大人気YouTuberのクラスメイトから黒子に指名された件

穂村大樹

第52話 ライブ配信


神野の家に到着した俺たちは手際よくライブ配信の準備を進め、配信を開始できる状況になった。俺はハピネスの横に立ち、お盆で顔を隠している。

ライブ配信を開始すると、まずはハピネスが1人で動画の概要について説明を始めた。

「はぴるーん‼︎ いつもニコニコハピネスです‼︎ はいそれでは今日は、スミくんの生の顔が見えるかも⁉︎ ということでお集まりいただいたみなさんありがとうございます‼︎」

流石ハピネス。ライブ配信だろうが緊張することもなく、スラスラと説明を進めている。緊張する場面のはずなのに楽しんでいるようにすら見えた。
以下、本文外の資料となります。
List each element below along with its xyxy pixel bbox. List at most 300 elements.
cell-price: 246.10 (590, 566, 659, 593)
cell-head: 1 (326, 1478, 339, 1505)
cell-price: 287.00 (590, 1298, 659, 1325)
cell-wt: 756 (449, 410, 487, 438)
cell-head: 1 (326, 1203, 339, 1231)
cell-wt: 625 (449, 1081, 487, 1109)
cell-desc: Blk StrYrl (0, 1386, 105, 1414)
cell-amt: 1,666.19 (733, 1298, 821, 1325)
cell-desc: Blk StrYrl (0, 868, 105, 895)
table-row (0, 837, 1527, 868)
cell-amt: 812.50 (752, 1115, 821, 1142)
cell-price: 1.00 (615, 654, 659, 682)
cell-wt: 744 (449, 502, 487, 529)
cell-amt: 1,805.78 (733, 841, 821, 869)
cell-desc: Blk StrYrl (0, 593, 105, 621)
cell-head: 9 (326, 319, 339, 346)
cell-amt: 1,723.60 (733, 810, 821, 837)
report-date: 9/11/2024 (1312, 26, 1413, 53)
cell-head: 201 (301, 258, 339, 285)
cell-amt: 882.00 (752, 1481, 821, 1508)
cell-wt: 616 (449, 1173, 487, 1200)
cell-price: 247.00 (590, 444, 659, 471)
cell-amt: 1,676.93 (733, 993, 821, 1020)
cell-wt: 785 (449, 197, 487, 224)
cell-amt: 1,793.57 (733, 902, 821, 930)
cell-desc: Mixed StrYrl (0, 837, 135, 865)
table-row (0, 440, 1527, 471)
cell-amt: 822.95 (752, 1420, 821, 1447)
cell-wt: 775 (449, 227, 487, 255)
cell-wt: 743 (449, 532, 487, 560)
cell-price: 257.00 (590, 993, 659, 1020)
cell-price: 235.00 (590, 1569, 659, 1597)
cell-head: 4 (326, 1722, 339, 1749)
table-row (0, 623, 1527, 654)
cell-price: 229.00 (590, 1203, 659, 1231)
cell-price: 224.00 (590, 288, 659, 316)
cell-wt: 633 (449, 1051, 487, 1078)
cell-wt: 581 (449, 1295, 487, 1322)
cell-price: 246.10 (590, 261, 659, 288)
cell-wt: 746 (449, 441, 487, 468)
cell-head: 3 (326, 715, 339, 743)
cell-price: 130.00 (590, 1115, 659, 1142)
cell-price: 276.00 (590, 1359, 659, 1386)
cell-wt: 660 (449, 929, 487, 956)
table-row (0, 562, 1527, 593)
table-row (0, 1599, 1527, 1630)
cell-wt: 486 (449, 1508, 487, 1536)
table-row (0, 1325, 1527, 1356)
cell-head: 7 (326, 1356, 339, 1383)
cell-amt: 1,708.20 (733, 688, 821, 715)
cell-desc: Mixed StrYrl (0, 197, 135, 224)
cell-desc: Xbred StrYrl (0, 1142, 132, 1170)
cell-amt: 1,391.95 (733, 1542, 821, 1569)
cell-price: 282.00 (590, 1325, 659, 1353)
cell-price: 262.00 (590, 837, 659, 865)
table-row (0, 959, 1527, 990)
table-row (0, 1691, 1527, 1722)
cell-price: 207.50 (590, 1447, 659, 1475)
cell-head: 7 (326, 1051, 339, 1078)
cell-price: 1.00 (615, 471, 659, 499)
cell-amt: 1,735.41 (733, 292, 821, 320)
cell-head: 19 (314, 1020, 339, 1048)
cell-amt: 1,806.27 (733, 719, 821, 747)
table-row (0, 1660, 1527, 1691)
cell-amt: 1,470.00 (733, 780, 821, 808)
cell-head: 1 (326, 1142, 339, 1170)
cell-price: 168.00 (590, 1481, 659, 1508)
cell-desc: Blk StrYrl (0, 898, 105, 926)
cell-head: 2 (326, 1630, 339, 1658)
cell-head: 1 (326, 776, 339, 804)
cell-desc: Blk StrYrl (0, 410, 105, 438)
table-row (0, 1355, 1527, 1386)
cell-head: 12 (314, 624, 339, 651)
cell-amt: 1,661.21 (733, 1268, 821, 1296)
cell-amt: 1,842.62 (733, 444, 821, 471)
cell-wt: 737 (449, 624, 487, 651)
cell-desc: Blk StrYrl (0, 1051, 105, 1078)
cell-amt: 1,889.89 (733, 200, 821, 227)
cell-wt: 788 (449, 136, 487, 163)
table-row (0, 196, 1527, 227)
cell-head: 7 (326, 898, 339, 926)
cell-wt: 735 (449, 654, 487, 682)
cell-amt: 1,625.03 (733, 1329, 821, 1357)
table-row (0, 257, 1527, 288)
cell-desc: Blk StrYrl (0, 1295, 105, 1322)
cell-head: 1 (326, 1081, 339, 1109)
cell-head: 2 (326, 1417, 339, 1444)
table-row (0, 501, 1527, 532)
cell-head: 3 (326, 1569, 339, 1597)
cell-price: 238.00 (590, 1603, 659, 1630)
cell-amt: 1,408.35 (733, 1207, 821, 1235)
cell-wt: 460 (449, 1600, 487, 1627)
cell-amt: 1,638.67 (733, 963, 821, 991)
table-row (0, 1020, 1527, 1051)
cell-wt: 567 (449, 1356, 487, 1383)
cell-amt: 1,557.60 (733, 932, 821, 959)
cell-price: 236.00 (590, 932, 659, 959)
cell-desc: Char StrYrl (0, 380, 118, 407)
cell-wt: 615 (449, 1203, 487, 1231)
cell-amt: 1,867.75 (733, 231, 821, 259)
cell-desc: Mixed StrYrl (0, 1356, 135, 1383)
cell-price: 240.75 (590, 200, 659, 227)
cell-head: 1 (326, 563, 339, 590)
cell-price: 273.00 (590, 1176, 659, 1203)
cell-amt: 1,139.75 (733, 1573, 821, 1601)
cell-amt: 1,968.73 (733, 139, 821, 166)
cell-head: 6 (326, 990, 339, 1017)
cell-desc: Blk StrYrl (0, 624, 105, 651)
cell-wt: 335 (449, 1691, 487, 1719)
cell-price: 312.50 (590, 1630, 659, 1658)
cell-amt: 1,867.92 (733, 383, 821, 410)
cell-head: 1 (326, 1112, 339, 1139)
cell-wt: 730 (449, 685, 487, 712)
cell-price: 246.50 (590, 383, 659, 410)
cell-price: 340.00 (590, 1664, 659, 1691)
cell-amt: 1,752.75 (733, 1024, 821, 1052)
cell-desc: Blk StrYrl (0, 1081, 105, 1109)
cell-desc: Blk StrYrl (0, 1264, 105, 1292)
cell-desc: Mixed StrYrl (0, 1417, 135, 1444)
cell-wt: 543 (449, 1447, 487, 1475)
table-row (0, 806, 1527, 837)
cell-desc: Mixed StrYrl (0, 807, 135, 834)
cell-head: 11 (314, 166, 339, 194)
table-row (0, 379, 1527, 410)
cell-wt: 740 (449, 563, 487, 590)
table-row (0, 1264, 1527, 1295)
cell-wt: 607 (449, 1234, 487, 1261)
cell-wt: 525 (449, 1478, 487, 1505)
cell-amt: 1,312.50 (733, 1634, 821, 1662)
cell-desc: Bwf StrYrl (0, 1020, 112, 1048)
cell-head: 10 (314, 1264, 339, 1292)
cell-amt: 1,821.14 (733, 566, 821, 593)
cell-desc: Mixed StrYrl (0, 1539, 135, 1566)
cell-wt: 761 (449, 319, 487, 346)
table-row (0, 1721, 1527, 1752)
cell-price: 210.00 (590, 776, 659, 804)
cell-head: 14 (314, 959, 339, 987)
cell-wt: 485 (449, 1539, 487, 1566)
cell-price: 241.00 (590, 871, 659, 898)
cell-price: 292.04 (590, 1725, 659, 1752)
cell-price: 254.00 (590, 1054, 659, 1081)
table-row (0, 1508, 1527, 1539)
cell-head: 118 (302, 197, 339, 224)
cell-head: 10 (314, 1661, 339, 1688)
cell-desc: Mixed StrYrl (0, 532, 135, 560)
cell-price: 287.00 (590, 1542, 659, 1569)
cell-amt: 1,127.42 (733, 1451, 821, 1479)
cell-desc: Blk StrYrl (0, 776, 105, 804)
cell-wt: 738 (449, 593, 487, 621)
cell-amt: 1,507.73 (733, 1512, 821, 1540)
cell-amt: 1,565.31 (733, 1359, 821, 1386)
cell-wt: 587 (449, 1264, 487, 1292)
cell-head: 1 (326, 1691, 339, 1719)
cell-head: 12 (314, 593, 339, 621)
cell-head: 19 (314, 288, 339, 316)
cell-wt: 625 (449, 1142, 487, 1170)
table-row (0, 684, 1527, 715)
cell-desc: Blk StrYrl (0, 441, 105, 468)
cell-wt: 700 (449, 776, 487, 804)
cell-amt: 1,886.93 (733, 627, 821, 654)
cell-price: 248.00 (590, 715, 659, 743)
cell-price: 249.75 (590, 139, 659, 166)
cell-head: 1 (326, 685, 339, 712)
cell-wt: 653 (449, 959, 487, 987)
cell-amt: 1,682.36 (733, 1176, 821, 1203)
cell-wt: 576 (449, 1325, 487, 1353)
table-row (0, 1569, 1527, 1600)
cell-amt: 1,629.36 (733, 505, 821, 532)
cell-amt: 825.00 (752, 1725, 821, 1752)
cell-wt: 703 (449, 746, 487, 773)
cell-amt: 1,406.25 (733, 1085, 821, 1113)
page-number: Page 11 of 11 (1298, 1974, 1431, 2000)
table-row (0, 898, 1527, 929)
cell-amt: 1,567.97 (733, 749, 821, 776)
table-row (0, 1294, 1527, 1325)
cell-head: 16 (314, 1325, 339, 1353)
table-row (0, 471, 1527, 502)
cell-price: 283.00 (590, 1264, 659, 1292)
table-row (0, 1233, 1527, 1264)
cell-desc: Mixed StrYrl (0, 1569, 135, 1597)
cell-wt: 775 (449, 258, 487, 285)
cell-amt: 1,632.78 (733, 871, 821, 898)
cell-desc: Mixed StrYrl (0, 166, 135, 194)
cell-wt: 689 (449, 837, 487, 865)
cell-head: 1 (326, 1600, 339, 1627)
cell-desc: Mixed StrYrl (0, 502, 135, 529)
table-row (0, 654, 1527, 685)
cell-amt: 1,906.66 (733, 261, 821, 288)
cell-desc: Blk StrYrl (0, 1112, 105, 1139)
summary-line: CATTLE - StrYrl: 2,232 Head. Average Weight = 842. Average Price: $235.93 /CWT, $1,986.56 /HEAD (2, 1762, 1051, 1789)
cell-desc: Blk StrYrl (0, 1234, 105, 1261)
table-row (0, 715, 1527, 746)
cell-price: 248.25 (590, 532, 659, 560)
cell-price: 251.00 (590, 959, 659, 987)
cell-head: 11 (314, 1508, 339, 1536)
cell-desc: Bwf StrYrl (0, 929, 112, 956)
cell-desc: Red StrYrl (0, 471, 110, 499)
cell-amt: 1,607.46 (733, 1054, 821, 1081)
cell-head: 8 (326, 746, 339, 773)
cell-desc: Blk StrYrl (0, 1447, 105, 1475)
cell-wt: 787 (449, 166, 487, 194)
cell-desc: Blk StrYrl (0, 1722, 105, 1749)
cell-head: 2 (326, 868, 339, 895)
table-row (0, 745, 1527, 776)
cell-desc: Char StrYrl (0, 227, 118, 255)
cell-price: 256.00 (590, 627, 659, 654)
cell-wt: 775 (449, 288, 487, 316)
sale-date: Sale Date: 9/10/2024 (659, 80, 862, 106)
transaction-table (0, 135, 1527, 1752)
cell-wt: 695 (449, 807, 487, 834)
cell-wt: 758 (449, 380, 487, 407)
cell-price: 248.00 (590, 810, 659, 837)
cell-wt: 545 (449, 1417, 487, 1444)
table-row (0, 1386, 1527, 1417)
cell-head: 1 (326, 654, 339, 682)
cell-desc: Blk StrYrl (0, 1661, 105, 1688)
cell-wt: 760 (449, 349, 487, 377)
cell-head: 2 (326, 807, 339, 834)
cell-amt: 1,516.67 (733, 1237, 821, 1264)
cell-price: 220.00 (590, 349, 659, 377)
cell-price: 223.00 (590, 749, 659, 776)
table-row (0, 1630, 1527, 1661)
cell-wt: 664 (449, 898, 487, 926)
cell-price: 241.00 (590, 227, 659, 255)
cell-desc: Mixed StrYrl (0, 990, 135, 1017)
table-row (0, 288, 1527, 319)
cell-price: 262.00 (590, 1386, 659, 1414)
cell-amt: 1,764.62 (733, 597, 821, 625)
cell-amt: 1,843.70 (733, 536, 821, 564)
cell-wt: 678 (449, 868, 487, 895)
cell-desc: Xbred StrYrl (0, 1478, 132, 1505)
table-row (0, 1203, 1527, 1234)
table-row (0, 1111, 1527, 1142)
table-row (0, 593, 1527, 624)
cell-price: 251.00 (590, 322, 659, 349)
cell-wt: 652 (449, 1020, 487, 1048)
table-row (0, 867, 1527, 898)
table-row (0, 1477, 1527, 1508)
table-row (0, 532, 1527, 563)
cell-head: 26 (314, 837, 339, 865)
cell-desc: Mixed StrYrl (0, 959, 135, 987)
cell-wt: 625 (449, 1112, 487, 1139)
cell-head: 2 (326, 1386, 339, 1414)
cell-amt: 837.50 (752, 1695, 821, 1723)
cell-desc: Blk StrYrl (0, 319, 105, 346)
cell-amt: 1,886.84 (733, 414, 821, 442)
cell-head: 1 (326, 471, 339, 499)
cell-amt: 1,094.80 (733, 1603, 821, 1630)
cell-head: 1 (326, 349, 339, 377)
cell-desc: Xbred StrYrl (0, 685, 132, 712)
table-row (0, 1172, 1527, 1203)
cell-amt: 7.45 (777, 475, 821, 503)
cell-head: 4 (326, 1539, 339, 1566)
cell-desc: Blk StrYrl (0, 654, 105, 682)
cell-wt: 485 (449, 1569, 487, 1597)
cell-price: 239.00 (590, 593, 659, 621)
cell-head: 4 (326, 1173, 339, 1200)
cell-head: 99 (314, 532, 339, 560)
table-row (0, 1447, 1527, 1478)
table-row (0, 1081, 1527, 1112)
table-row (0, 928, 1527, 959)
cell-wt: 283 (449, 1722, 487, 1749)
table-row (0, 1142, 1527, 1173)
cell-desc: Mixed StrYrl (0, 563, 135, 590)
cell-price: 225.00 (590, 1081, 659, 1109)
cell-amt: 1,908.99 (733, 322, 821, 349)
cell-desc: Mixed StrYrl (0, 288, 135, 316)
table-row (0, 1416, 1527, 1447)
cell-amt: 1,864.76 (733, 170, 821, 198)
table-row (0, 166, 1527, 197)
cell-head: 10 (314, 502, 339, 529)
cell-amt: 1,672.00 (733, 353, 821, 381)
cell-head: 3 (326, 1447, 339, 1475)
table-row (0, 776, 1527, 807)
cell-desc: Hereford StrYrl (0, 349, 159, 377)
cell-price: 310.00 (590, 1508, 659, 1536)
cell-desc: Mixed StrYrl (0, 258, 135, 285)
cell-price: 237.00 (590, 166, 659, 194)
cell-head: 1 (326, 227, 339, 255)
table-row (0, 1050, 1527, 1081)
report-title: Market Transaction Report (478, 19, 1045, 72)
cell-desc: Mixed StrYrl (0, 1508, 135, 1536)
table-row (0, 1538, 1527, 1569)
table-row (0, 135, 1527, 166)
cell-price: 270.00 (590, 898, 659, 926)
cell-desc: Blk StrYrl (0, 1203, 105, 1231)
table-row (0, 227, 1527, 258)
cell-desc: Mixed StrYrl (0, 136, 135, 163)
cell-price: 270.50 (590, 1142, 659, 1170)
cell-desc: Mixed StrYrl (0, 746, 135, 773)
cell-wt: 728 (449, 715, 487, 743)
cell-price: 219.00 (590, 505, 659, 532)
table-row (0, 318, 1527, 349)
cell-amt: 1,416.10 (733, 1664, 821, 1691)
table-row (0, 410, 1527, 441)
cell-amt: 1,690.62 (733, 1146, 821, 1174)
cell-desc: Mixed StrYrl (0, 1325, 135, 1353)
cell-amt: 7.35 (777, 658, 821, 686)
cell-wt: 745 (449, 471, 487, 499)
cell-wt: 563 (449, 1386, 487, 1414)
「まあ色々説明するより状況を見てもらった方が早いから、早速本日の主役に登場していただきましょう‼︎ それじゃあスミくん出てきて〜」

ハピネスに呼ばれた俺は黒子の服を着用し、顔を覆っているマスクだけは外してお盆で顔を隠した状況で登場した。
うわ、これお盆で顔を隠してるとは言えやっぱちょっと怖いな。俺の顔を隠しているこのお盆が無くなれば俺の顔が全世界に晒される事になると考えると、恐怖心を感じずにはいられなかった。

「はい、みなさん。この状況見たら大体わかりますよね。そう、スミくんは今から、自分の顔が見えないようにお盆芸をやります‼︎ パチパチパチパチ」

ハピネスが拍手をしながらそういうと、コメント欄にも大勢のコメントが寄せられた。コメントよりも拍手よりも私に慈愛を下さい。

「こんな企画よく考えたなw」
「顔より股間見せろ」
「もしかしたら顔の後ろには股間が……」

うん。ほんと視聴者の人ふざけてない? 気持ち悪い顔かもしれんけど流石に顔の部分に股間は無いから。

「それじゃあスミくん、言い残したことはない?」

その書き方されると今から死ぬ人みたいなんだけど……。てかそれ顔見える事前提の書き方じゃねぇか。そりゃ視聴者が増えるのは嬉しいけど、俺だって顔が見えるのは全力で阻止したい。

「それでは始まります。スミくんのおぼん芸です‼︎」

ハピネスはカメラと俺の間に正座し、俺の方をじっと見つめている。

カメラに背を向けているハピネスの表情は視聴者もお盆で顔を隠している俺からも確認は出来ないが、きっとすげぇニヤニヤしてるんだろうなぁ。笑い事じゃないんだけど。

俺がここでお盆外を失敗して顔を晒せば、俺のファンだと言ってくれている人も幻滅してハピネスチャンネルを見なくなってしまうかも知れない。神野の迷惑になる事だけは避けたいので失敗する訳にはいかない。

俺は神野が流すドラムロールの後で出来るだけ早くお盆を回した。



……どうだ? 成功したのか⁉︎

自分ではコメントも何も見えないから結果が分かない。本当にどうなった⁉︎

「……おお‼︎ スミくん完璧だよ‼︎ コメントでも全然見えなかったってみんな言ってる‼︎」

神野の反応的に、俺のお盆芸は成功したようだ。

『おおおお上手いなスミくん』
『何も見えんかったわwww』

ライブ配信終了後、コメントを確認したがどうやら俺の顔が映像で分かることは無かったらしい。

「みんなスミくんのイケメンフェイスは拝めなかったみたいだね」

そんなことないと俺は手を横に振る。イケメンとは正反対の存在だからな。

「そんなそんな謙遜なさんなって。スミくんはイケメンだよ」

いや俺はイケメンじゃないだろ。委員長にも同じ事言われたけどさ。まぁハピネスのは動画を盛り上げるための発言だわな。俺がイケメンだと言えばみんなさらに俺がどんな顔をしているか気になり動画を見てくれるようになるだろう。

それでも、神野にイケメンって言われて嬉しくないわけがなく、お盆芸が成功した安堵からか俺はおぼんの裏側でこっそり笑顔を作っていた。